Financial watchdog warns of structural budget problems

The Victorian auditor general has hit out at ongoing deficits posted by the state government. (Diego Fedele/AAP PHOTOS)

By Callum Godde and Adrian Black, AAP

Years of deficits are a sign of a structurally sick Victorian budget and long-term plans to fix it are reactive, the state’s financial watchdog has warned.

Auditor-General Andrew Greaves has sounded the alarm about “structural issues” in his 2023/24 annual financial report into the state after the government sector posted another operating loss of $4.2 billion.

It was the eighth consecutive year the Victorian Labor government spent more money than it raised, with a fiscal cash deficit of $14.4 billion.

The result pushed total losses to $48 billion in the past five years, $31.5 billion of which the government blamed on its response to the COVID-19 pandemic and $16.5 billion on providing public services.

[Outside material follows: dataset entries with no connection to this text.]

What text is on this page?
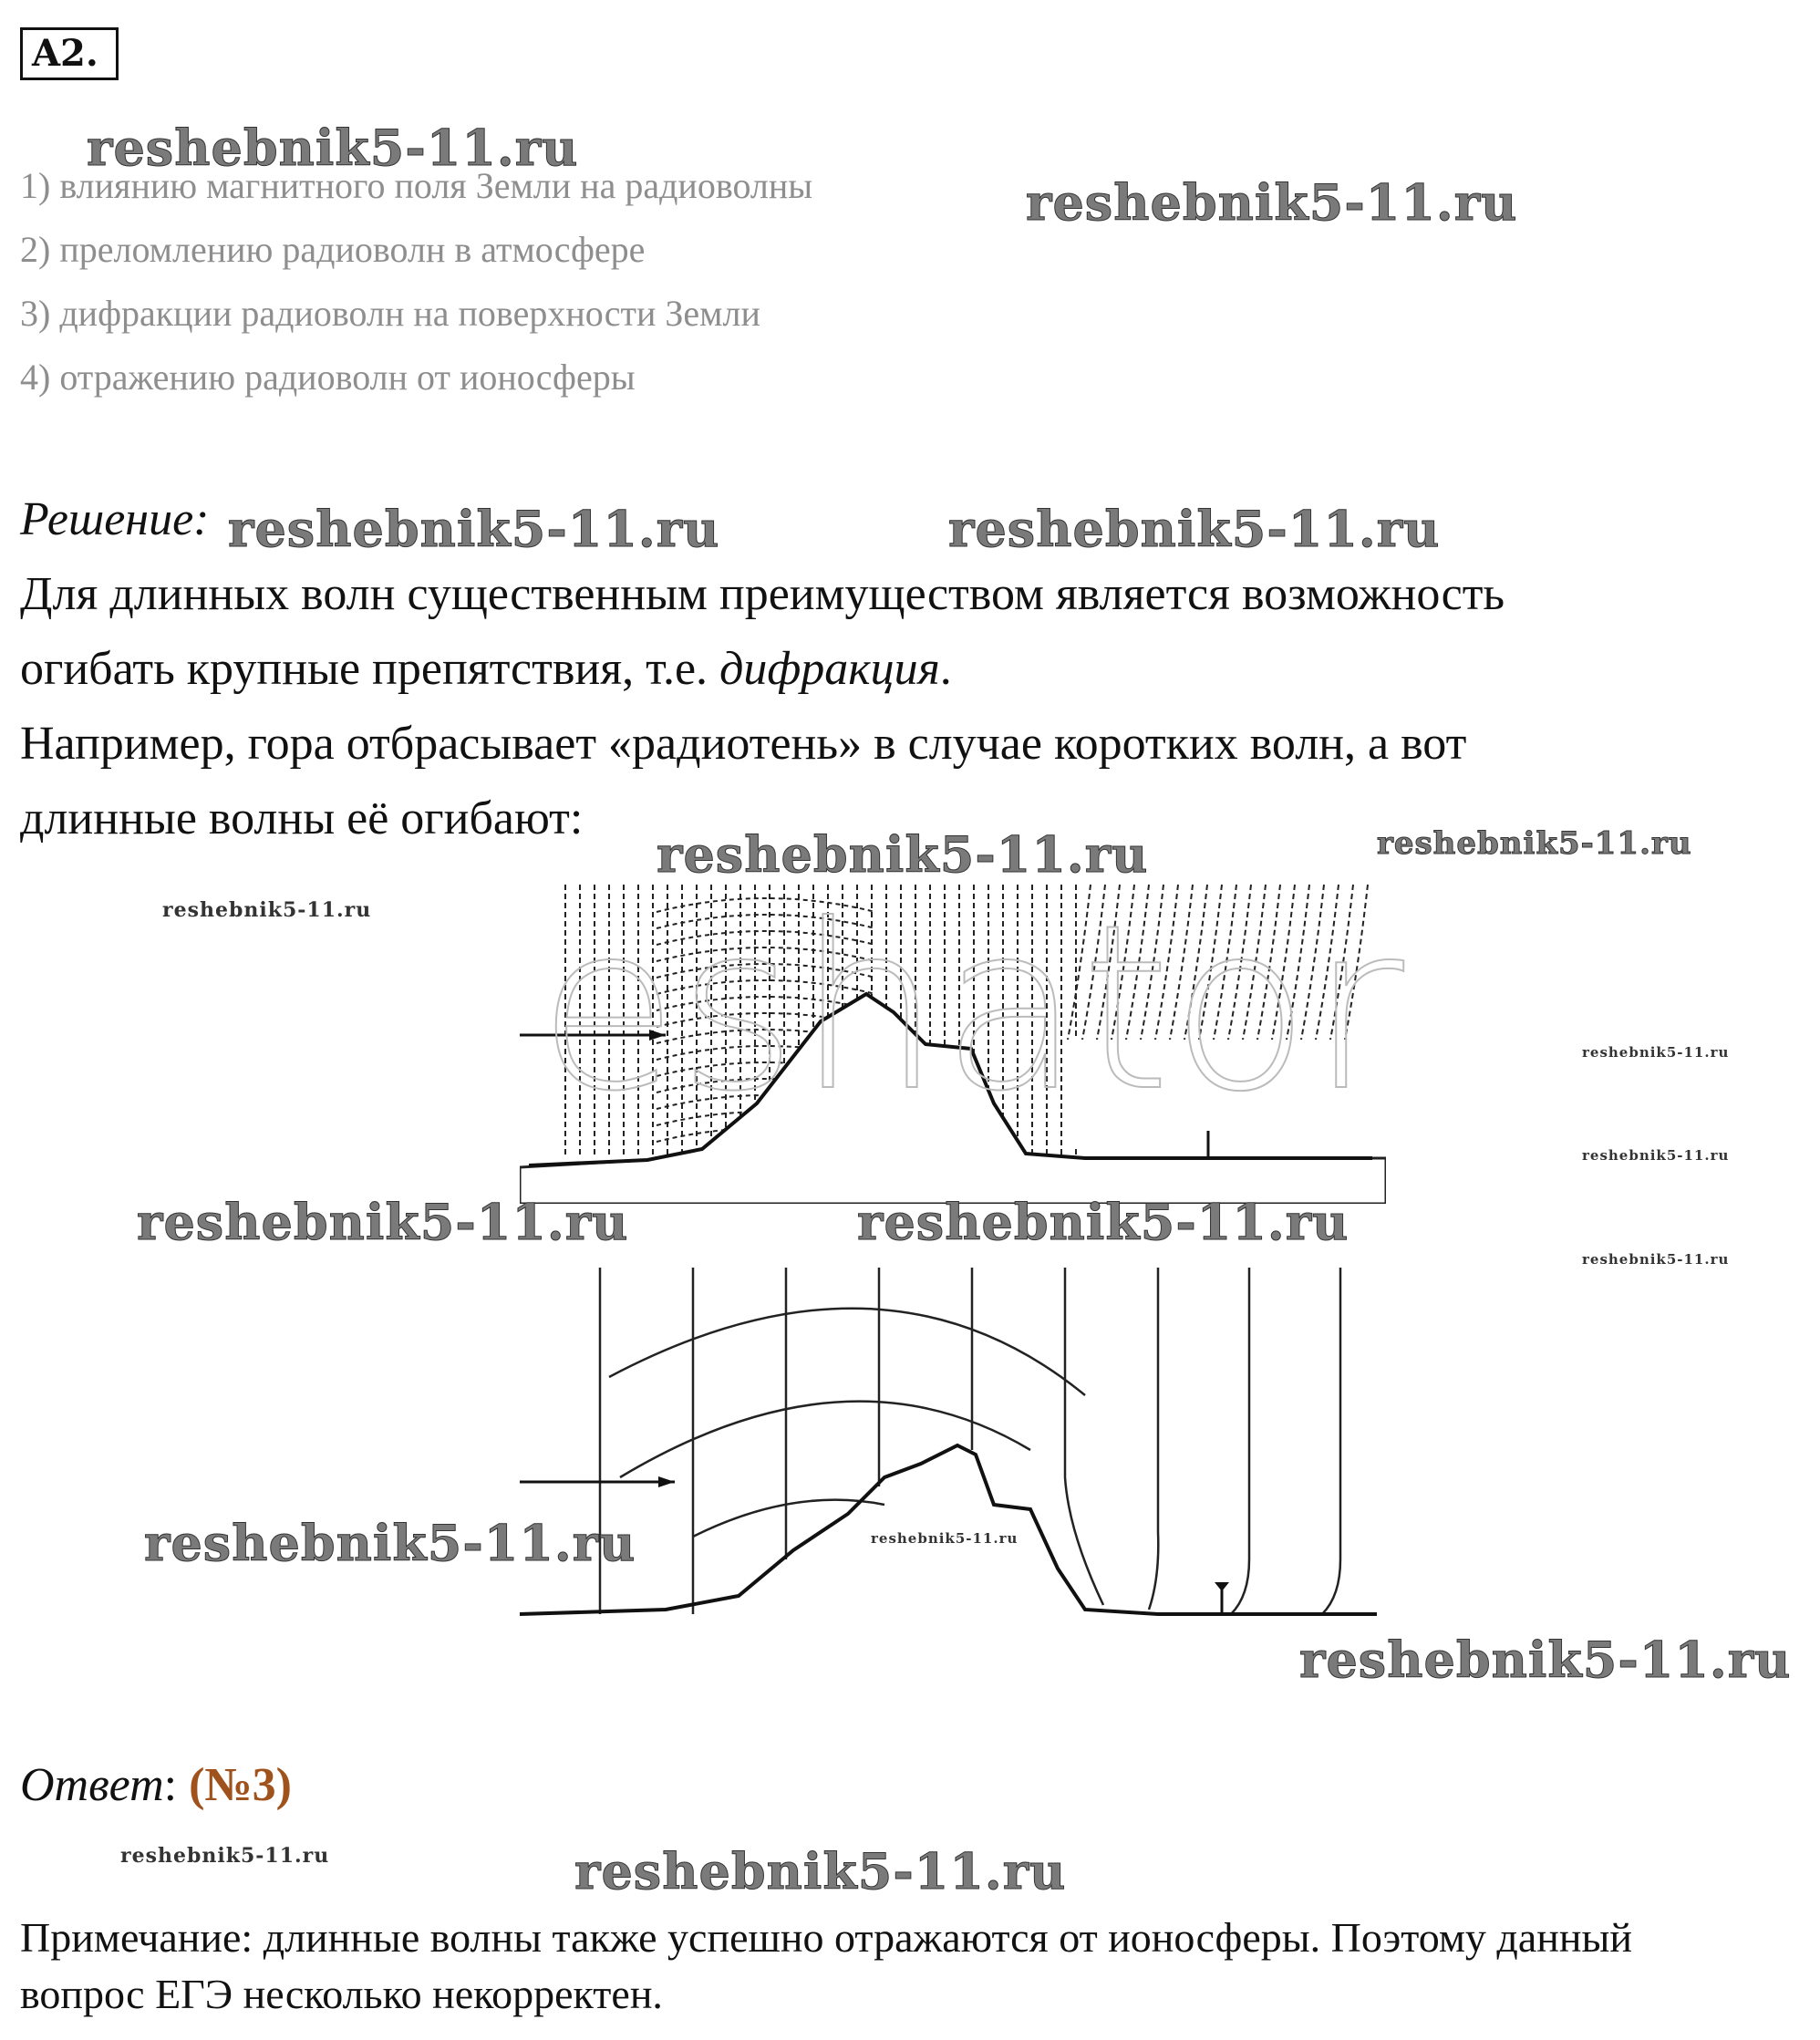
A2.
1) влиянию магнитного поля Земли на радиоволны
2) преломлению радиоволн в атмосфере
3) дифракции радиоволн на поверхности Земли
4) отражению радиоволн от ионосферы
Решение:
Для длинных волн существенным преимуществом является возможность
огибать крупные препятствия, т.е. дифракция.
Например, гора отбрасывает «радиотень» в случае коротких волн, а вот
длинные волны её огибают:
eshator
reshebnik5-11.ru
reshebnik5-11.ru
reshebnik5-11.ru	reshebnik5-11.ru
reshebnik5-11.ru	reshebnik5-11.ru
reshebnik5-11.ru
reshebnik5-11.ru
reshebnik5-11.ru
reshebnik5-11.ru
reshebnik5-11.ru	reshebnik5-11.ru
reshebnik5-11.ru	reshebnik5-11.ru
reshebnik5-11.ru
reshebnik5-11.ru	reshebnik5-11.ru
Ответ: (№3)
Примечание: длинные волны также успешно отражаются от ионосферы. Поэтому данный
вопрос ЕГЭ несколько некорректен.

But Mr Greaves signalled the repeated outcome was symptomatic of bigger and broader problems.

“Ongoing operating losses and fiscal cash deficits are indicators of structural issues with underlying revenue and expenditure policy settings that create risks to financial sustainability,” the report tabled in parliament on Friday said.

Gross government sector debt outpaced revenue and economic growth to top $168.8 billion and was projected to reach $228.2 billion by mid-2028.

Interest repayments on the ballooning debt jumped $1.7 billion from new or refinanced borrowings at higher interest rates.

The higher interest bill, growing public sector employee wages and other costs including the $380 million 2026 Commonwealth Games settlement pushed operating expenses $3.7 billion higher.

The auditor-general’s office said interest expenses now made up 6.1 per cent of operating revenue and were expected to soar to 8.8 per cent by 2027/28.

The Allan government has committed to reducing net debt levels, relative to a percentage of the state’s economy by 2027/28 with $4.9 billion in cost-saving initiatives across the next four years.

“Achieving these savings and maintaining current service levels will be challenging given several emerging financial risks,” the report said.

Mr Greaves said current strategies were short-term, reactive and did not address both the existing financial challenges and emerging financial risks.

Assistant Treasurer Danny Pearson rejected his claim and another that structural issues in the budget could jeopardise the delivery of essential services.

“I like Andrew personally but I don’t agree with his report,” he told reporters outside Treasury Place.

“We’ve got a really strong, vibrant economy here in Victoria.”

Opposition Leader John Pesutto said the report was a damning verdict on the Labor government’s debt record.

“Nearly 10 per cent of every dollar raised in revenue will be going simply to pay interest – that’s not acceptable,” he said.